Leopold Hager: Das ist richtig und ich freue mich bereits schon auf unsere nächste gemeinsame Gastspielreise nach Argentinien in das Teatro Colon in Buenos Aires – ein Besuch von Freunden bei Freunden! Aber es hat uns auch sehr geholfen, dass die Stadt Salzburg Partnerstadt von Reims ist und auch die Städteverbindung mit Verona sehr eng ist.
Nun sind sie nicht nur als vielbeschäftigter Dirigent in allen großen Musikmetropolen auf dem Konzertpodium und in den Opernhäusern zu Gast, sondern sie haben auch eine Professur an der Universität for Musik in Wien für die Dirigentenklasse angenommen. Wie gefällt ihnen diese Tätigkeit?
Leopold Hager: Mein persönliches Interesse und auch ein gewisses Talent hat sich schon sehr früh gezeigt, als ich noch Assistent von Istvan Kertesz und Hennann Scherchen an der Sommerakademie war. Ich habe auch Freude daran, den technischen Teil des Dirigierens den jungen Leuten zu vermitteln. In meiner Dirigierklasse habe ich dreißig Studenten, wovon fünf bis sechs sehr zukunftsträchtig sind. Von meinen Absolventen haben bereits drei Dirigenten erste Positionen inne.

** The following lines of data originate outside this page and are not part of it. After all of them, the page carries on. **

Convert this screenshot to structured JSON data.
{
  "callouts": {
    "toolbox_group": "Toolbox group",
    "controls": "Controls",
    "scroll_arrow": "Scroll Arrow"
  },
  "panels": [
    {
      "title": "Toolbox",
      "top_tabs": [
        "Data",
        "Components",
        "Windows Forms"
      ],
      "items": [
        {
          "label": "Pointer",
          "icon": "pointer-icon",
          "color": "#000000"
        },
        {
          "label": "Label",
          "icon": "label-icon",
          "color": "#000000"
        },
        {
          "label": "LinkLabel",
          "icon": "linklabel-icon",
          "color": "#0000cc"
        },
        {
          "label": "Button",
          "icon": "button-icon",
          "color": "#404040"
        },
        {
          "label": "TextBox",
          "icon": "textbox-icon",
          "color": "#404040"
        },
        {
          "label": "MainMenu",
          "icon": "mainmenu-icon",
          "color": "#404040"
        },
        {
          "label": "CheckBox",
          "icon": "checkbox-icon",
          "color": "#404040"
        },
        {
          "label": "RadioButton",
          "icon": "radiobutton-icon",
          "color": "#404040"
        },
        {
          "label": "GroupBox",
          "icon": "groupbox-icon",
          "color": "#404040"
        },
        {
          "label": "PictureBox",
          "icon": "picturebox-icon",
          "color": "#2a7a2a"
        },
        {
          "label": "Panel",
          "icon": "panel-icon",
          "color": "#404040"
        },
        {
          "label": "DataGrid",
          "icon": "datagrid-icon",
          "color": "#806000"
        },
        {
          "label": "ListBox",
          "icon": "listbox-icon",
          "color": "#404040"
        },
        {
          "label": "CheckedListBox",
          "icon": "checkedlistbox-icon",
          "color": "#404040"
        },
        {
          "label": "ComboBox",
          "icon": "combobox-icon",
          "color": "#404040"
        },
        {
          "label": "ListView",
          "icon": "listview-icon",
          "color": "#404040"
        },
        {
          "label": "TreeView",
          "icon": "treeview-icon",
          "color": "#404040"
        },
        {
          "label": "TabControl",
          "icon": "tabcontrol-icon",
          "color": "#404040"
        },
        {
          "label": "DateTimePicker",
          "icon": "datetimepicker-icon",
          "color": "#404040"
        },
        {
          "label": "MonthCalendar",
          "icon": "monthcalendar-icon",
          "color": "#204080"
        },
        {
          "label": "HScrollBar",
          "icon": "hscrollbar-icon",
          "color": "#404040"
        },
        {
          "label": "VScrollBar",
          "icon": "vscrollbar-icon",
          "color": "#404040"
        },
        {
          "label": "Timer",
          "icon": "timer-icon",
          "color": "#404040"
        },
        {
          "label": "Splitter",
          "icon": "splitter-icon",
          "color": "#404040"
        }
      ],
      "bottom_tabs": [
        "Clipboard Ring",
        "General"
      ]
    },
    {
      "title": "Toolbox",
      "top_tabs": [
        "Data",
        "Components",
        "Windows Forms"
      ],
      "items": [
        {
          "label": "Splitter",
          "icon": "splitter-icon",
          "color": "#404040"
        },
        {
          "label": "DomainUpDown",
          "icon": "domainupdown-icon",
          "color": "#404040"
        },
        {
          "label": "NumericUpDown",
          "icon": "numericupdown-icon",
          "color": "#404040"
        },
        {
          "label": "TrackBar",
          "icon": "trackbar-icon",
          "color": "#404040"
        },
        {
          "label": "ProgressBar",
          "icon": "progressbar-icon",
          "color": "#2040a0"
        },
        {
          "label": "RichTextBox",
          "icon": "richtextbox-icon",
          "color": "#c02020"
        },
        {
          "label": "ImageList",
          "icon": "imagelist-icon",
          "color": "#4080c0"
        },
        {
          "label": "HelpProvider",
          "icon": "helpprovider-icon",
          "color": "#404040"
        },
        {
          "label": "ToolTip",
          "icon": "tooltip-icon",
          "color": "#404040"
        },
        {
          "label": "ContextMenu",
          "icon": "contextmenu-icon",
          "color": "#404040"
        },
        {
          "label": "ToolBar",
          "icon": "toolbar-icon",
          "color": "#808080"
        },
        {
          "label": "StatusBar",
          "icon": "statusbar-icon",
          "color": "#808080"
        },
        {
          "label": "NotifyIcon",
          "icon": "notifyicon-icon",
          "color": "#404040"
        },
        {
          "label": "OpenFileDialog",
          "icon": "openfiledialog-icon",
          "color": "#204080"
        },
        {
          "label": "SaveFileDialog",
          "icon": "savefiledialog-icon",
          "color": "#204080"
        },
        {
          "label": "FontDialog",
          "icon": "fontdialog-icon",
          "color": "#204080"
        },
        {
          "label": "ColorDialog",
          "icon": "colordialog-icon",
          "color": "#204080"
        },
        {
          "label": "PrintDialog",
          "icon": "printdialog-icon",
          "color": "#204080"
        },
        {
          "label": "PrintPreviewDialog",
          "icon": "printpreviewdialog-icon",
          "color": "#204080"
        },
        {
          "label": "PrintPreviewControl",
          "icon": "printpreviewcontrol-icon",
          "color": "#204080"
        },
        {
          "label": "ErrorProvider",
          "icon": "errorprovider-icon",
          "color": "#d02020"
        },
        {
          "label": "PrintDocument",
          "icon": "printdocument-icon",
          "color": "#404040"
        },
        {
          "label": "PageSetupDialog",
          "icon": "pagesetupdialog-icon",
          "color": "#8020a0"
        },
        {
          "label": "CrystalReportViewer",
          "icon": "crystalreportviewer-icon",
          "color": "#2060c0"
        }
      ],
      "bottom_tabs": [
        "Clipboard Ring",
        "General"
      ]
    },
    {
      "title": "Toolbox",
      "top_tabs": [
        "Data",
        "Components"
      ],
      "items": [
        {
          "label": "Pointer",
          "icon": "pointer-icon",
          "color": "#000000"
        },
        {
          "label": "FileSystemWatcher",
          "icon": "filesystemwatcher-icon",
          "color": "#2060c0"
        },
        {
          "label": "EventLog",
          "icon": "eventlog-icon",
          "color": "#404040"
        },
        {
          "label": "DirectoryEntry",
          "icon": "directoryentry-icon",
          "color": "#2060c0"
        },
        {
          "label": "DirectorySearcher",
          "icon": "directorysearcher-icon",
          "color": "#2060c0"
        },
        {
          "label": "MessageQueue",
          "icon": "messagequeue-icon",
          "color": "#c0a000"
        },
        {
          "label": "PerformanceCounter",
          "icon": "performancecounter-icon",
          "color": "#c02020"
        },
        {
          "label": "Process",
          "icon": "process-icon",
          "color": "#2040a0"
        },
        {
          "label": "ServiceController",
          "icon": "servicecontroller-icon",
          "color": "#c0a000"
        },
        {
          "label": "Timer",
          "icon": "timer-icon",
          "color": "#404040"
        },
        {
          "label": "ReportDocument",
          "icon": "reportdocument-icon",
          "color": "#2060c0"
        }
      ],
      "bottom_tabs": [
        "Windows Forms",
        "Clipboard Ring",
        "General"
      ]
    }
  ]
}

Es sind dies Christian Arming, Jonas Alber (GMD in Braunschweig) und Pedro Halfter.
Man spricht sehr viel über das Verhalten vom Dirigenten zum Orchester, es gibt Anekdoten, Witze, aber auch viel Kritik gegenseitig. Wie sehen sie das?
Leopold Hager: Es existiert eine Art natürlicher Feindschaft, die in der fast letzten Bastion des totalitären Systems begründet ist. Diese zu überwinden erfordert beiderseits den nötigen Respekt. Klares professionelles Dirigieren, und nicht das Herumphilosophieren hilft den Musikern den Dirigenten zu verstehen, was er möchte. Ob man erreicht, was einem so vorschwebt, das ist eine Gabe, die man mitbringen muß. In meinem Fall können meine Studenten meine pragmatischen Anweisungen als Lehrer bei den Proben und Aufführungen z.B. in der Wiener Staatsoper, also in der Praxis nachvollziehen und überprüfen.
Danke vielmals für das Interview und auf Wiedersehen bei ihrem Stiftungskonzert am 11. Mai 2000 und bei der Verleihung der Ehrenmitgliedschaft des Vereins der Freunde des Mozarteumorchesters.